Generates code-level context and remediation instructions for a finding.
Options:
--finding <id> The specific finding ID to explain
--session <id> Session ID where the finding was recorded
--ai <provider> Override default AI provider
--model <name> Override default model name
--key <apiKey> API key override
-h, --help display help for command
Generates a formatted Markdown report.
Options:
--session <id> Target session ID (defaults to latest session)
--output <file> Output filepath (defaults to report.md)

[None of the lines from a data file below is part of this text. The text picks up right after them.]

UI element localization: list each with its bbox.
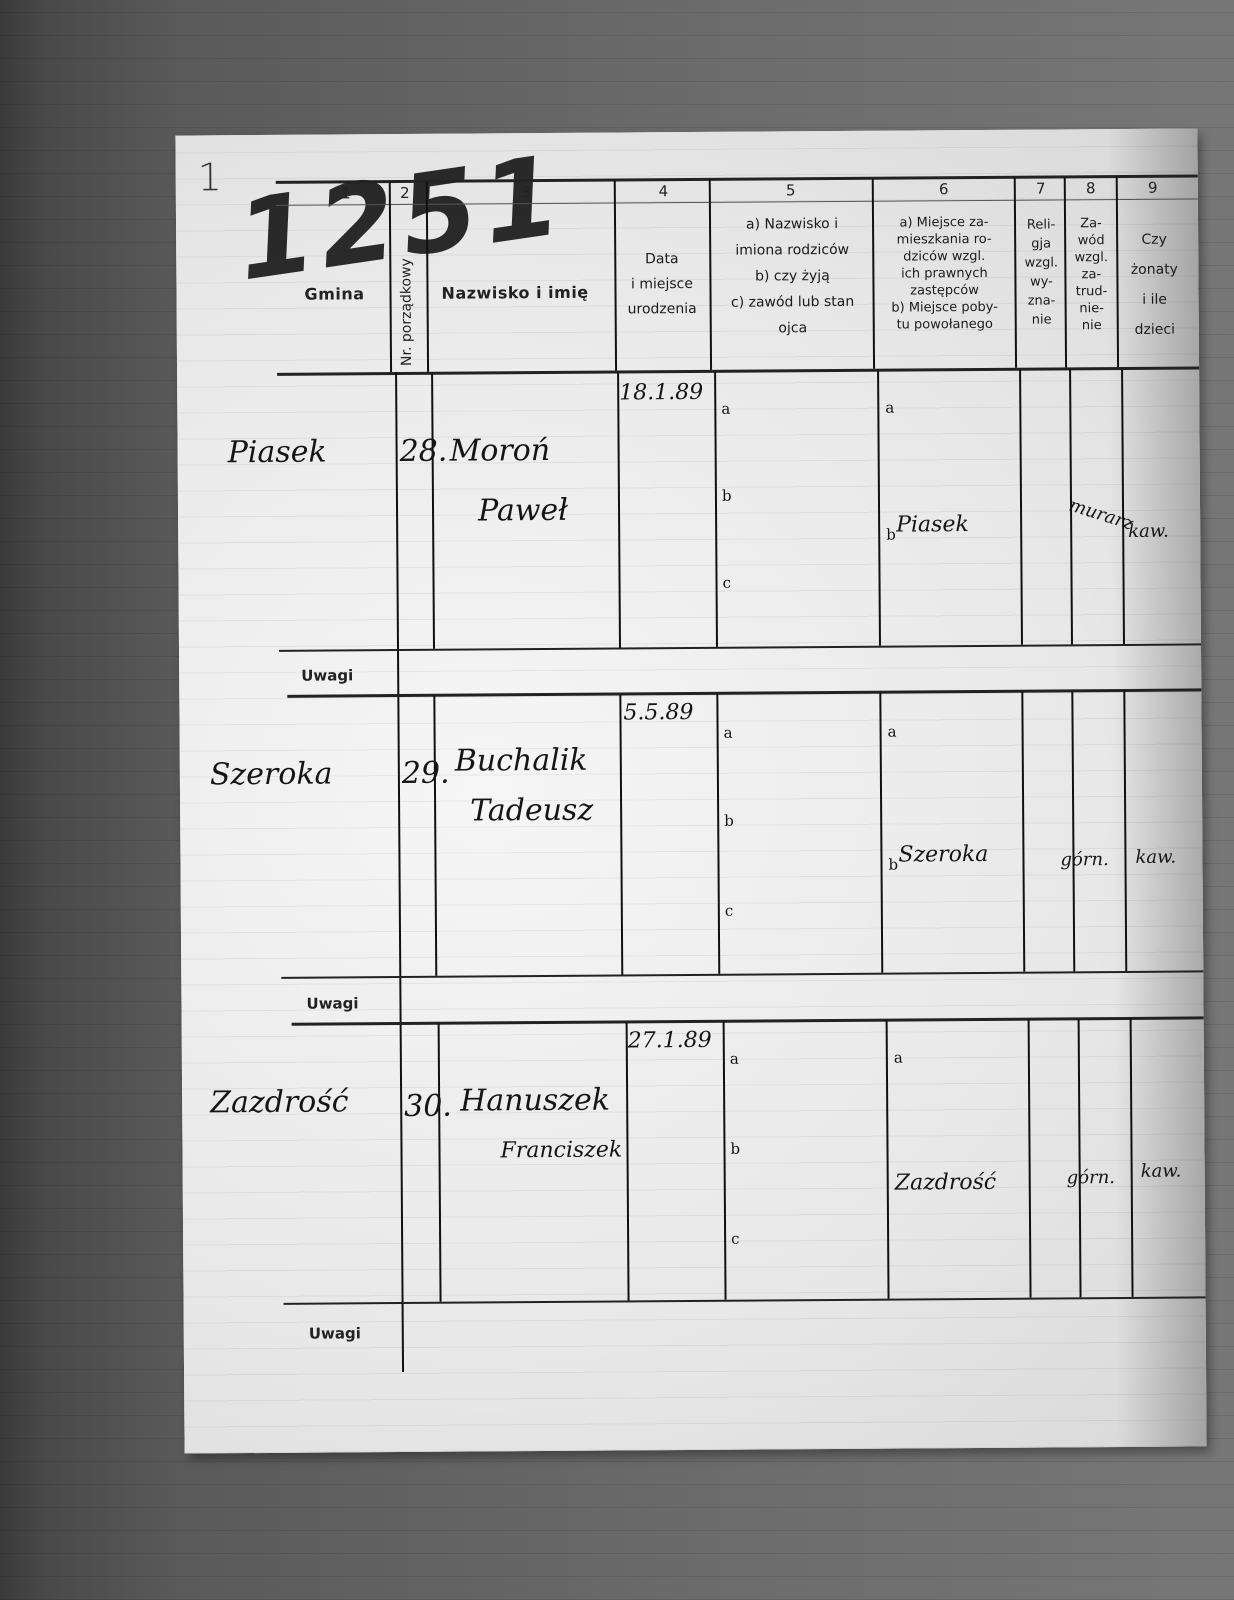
column-number-4: 4 bbox=[616, 182, 711, 201]
row-divider bbox=[1021, 692, 1025, 972]
header-line: nie bbox=[1017, 310, 1067, 329]
header-religion: Reli- gja wzgl. wy- zna- nie bbox=[1016, 215, 1067, 329]
column-number-7: 7 bbox=[1016, 179, 1066, 197]
sub-label-c: c bbox=[731, 1230, 740, 1248]
sub-label-a: a bbox=[888, 723, 897, 741]
entry-given-name: Franciszek bbox=[500, 1137, 622, 1163]
row-divider bbox=[1028, 1020, 1032, 1298]
header-line: a) Miejsce za- bbox=[874, 214, 1014, 232]
header-parents: a) Nazwisko i imiona rodziców b) czy żyj… bbox=[711, 215, 874, 339]
column-number-2: 2 bbox=[390, 184, 420, 202]
column-number-9: 9 bbox=[1118, 179, 1188, 197]
row-divider bbox=[626, 1022, 630, 1300]
sub-label-b: b bbox=[722, 487, 732, 505]
header-gmina: Gmina bbox=[304, 284, 364, 303]
row-divider bbox=[879, 693, 883, 973]
header-line: wy- bbox=[1016, 272, 1066, 291]
nr-column-left-rule bbox=[395, 372, 404, 1372]
header-marital: Czy żonaty i ile dzieci bbox=[1118, 225, 1191, 345]
header-line: Czy bbox=[1118, 225, 1190, 256]
sub-label-a: a bbox=[724, 724, 733, 742]
header-line: żonaty bbox=[1118, 255, 1190, 286]
column-number-5: 5 bbox=[711, 181, 871, 200]
row-divider bbox=[431, 374, 435, 649]
column-number-6: 6 bbox=[874, 180, 1014, 199]
column-number-1: 1 bbox=[326, 184, 366, 202]
entry-gmina: Szeroka bbox=[210, 757, 333, 793]
header-line: urodzenia bbox=[615, 300, 710, 320]
header-line: a) Nazwisko i bbox=[711, 215, 873, 235]
sub-label-c: c bbox=[725, 902, 734, 920]
row-bottom-rule bbox=[279, 643, 1201, 651]
row-divider bbox=[1071, 691, 1075, 971]
census-form-sheet: 1 1251 1 2 3 4 5 6 7 8 9 Gmina Nr. porzą… bbox=[175, 128, 1206, 1453]
entry-residence: Piasek bbox=[896, 512, 969, 538]
header-line: c) zawód lub stan bbox=[712, 293, 874, 313]
entry-given-name: Tadeusz bbox=[470, 793, 593, 829]
header-line: b) czy żyją bbox=[711, 267, 873, 287]
sub-label-a: a bbox=[721, 400, 730, 418]
remarks-label: Uwagi bbox=[309, 1324, 361, 1342]
row-divider bbox=[886, 1021, 890, 1299]
entry-occupation: górn. bbox=[1067, 1167, 1115, 1188]
sub-label-b: b bbox=[730, 1140, 740, 1158]
header-nazwisko-imie: Nazwisko i imię bbox=[441, 283, 588, 303]
header-line: ich prawnych bbox=[874, 265, 1014, 283]
entry-surname: Moroń bbox=[449, 433, 550, 469]
row-bottom-rule bbox=[284, 1296, 1206, 1304]
entry-given-name: Paweł bbox=[478, 493, 568, 529]
sub-label-a: a bbox=[894, 1049, 903, 1067]
header-line: nie- bbox=[1067, 300, 1117, 317]
row-bottom-rule bbox=[281, 970, 1203, 978]
entry-birth-date: 27.1.89 bbox=[628, 1028, 712, 1054]
entry-gmina: Zazdrość bbox=[210, 1084, 349, 1120]
header-line: dziców wzgl. bbox=[874, 248, 1014, 266]
header-line: zna- bbox=[1017, 291, 1067, 310]
sub-label-b: b bbox=[886, 526, 896, 544]
column-number-3: 3 bbox=[506, 183, 546, 201]
header-nr-porzadkowy: Nr. porządkowy bbox=[398, 258, 415, 366]
sheet-mark: 1 bbox=[198, 155, 222, 199]
header-line: wzgl. bbox=[1066, 249, 1116, 266]
header-line: dzieci bbox=[1119, 314, 1191, 345]
entry-marital: kaw. bbox=[1128, 521, 1169, 542]
entry-residence: Zazdrość bbox=[895, 1170, 997, 1196]
row-divider bbox=[619, 694, 623, 974]
header-line: tu powołanego bbox=[875, 316, 1015, 334]
entry-row-3: Zazdrość 30. Hanuszek Franciszek 27.1.89… bbox=[175, 128, 1197, 135]
row-divider bbox=[1019, 370, 1023, 645]
remarks-label: Uwagi bbox=[306, 994, 358, 1012]
row-divider bbox=[617, 372, 621, 647]
remarks-bottom-rule bbox=[287, 688, 1201, 697]
entry-birth-date: 5.5.89 bbox=[623, 700, 693, 725]
header-line: trud- bbox=[1066, 283, 1116, 300]
sub-label-b: b bbox=[724, 812, 734, 830]
entry-row-2: Szeroka 29. Buchalik Tadeusz 5.5.89 a b … bbox=[175, 128, 1197, 135]
entry-occupation: górn. bbox=[1060, 849, 1108, 870]
entry-residence: Szeroka bbox=[898, 842, 988, 868]
header-line: Za- bbox=[1066, 215, 1116, 232]
row-divider bbox=[433, 696, 437, 976]
row-divider bbox=[877, 371, 881, 646]
remarks-label: Uwagi bbox=[301, 666, 353, 684]
header-line: gja bbox=[1016, 234, 1066, 253]
row-divider bbox=[714, 372, 718, 647]
header-line: i miejsce bbox=[614, 275, 709, 295]
row-divider bbox=[1078, 1019, 1082, 1297]
header-line: nie bbox=[1067, 317, 1117, 334]
entry-nr: 30. bbox=[404, 1089, 452, 1124]
row-divider bbox=[716, 694, 720, 974]
header-line: Data bbox=[614, 250, 709, 270]
sub-label-c: c bbox=[722, 574, 731, 592]
row-divider bbox=[438, 1024, 442, 1302]
sub-label-a: a bbox=[730, 1050, 739, 1068]
header-line: b) Miejsce poby- bbox=[875, 299, 1015, 317]
sub-label-a: a bbox=[885, 399, 894, 417]
column-number-8: 8 bbox=[1066, 179, 1116, 197]
entry-nr: 29. bbox=[402, 756, 450, 791]
header-line: Reli- bbox=[1016, 215, 1066, 234]
sub-label-b: b bbox=[888, 856, 898, 874]
header-occupation: Za- wód wzgl. za- trud- nie- nie bbox=[1066, 215, 1117, 334]
entry-nr: 28. bbox=[400, 434, 448, 469]
entry-marital: kaw. bbox=[1141, 1161, 1182, 1182]
entry-birth-date: 18.1.89 bbox=[619, 380, 703, 406]
remarks-bottom-rule bbox=[292, 1016, 1204, 1025]
header-line: wzgl. bbox=[1016, 253, 1066, 272]
header-line: zastępców bbox=[874, 282, 1014, 300]
entry-gmina: Piasek bbox=[228, 435, 327, 471]
header-bottom-rule bbox=[277, 366, 1199, 375]
entry-surname: Hanuszek bbox=[460, 1083, 610, 1119]
entry-row-1: Piasek 28. Moroń Paweł 18.1.89 a b c a b… bbox=[175, 128, 1197, 135]
header-birth-date-place: Data i miejsce urodzenia bbox=[614, 250, 709, 320]
header-line: imiona rodziców bbox=[711, 241, 873, 261]
row-divider bbox=[723, 1022, 727, 1300]
header-line: za- bbox=[1066, 266, 1116, 283]
header-line: wód bbox=[1066, 232, 1116, 249]
header-residence: a) Miejsce za- mieszkania ro- dziców wzg… bbox=[874, 214, 1015, 334]
header-line: ojca bbox=[712, 319, 874, 339]
entry-surname: Buchalik bbox=[455, 743, 588, 779]
header-line: mieszkania ro- bbox=[874, 231, 1014, 249]
entry-marital: kaw. bbox=[1135, 847, 1176, 868]
header-line: i ile bbox=[1118, 285, 1190, 316]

-h, --help display help for command
Lists all historical scan sessions stored locally, showing target host details and timestamps.
Retrieves a detailed chronological timeline showing executed CLI commands, run durations, and exit codes for a session.
Cortex Attack matches different scanning tools and AI platforms depending on the depth required.
Interactive visualizers comparing models and capabilities are available in the repository. Open them in a web browser to review findings, chart measurements, and performance logs:
Below is the execution coverage and tool mapping per scan phase:
| Phase | Description | Underneath Tools | Target Coverage |
|---|---|---|---|
| 1. Service Discovery | Port, technology, and stack identification | nmap, curl, whatweb | 95% |
| 2. Route Discovery | Crawling public endpoints and routes | cortex crawler (46 paths) | 60% |
| 3. Header Analysis | Verifying missing HSTS, CORS, and security flags | curl (3 endpoints) | 100% |
| 4. Web Vuln Scan | Server misconfiguration scanning | nikto (docker-based) | 70% |
| 5. Dependency Audit | Package manifest security audits | semgrep, trivy | 55% |
| 6. Attack Graphs | Modeling vulnerability chains | AI reasoning engine | 80% |
| 7. Narrative | Contextual descriptions and patches | AI reasoning engine | 90% |
Cortex Attack supports several local and cloud-based models. Review their performance metrics below:
| Model | Overall Score (0-10) | Cost per Scan | Tier | Key Capabilities / Limitations |
|---|---|---|---|---|
| tinyllama | 1.2 | Free | Unusable | Fastest response, but echoes input, fails JSON schemas, and hallucinates context. |
| qwen2.5-coder:1.5b | 4.4 | Free | Partial | Fast local execution, builds partial graphs, uses pipe-separated values, 1.5B parameters. |
| llama3.2 | 5.8 | Free | Recommended | Recommended local default. Solid descriptions, but struggles with strict JSON schemas. 2GB footprint. |
| gpt-4o-mini | 7.4 | ~$0.001 | Best Value | Recommended cloud model. Generates valid JSON, clean graphs, and clear descriptions. |
| gpt-4o | 8.2 | ~$0.01 | Solid | Robust framework-aware insights, valid JSON schemas, and highly coherent narratives. |
| gpt-5.5 | 7.6 | ~$0.10 | Best Reasoning | Deepest architectural reasoning, Next.js context-aware, senior developer tone, but slower response times. |
If you wish to build or test Cortex Attack locally:
# Clone the repository
git clone https://github.com/Cortex-EDR/cortex-attack.git
cd cortex-cli
# Install dependency packages
npm install
# Compile the TypeScript files (outputs to dist/)
npm run build
# Run local development commands directly
npm run dev -- attack localhost:3000- Software License: MIT
- Target Audience: Software Engineers and Security Professionals
- Project Scope: Passive recon, static analysis, threat path generation
Distributed under the MIT License. See LICENSE for details.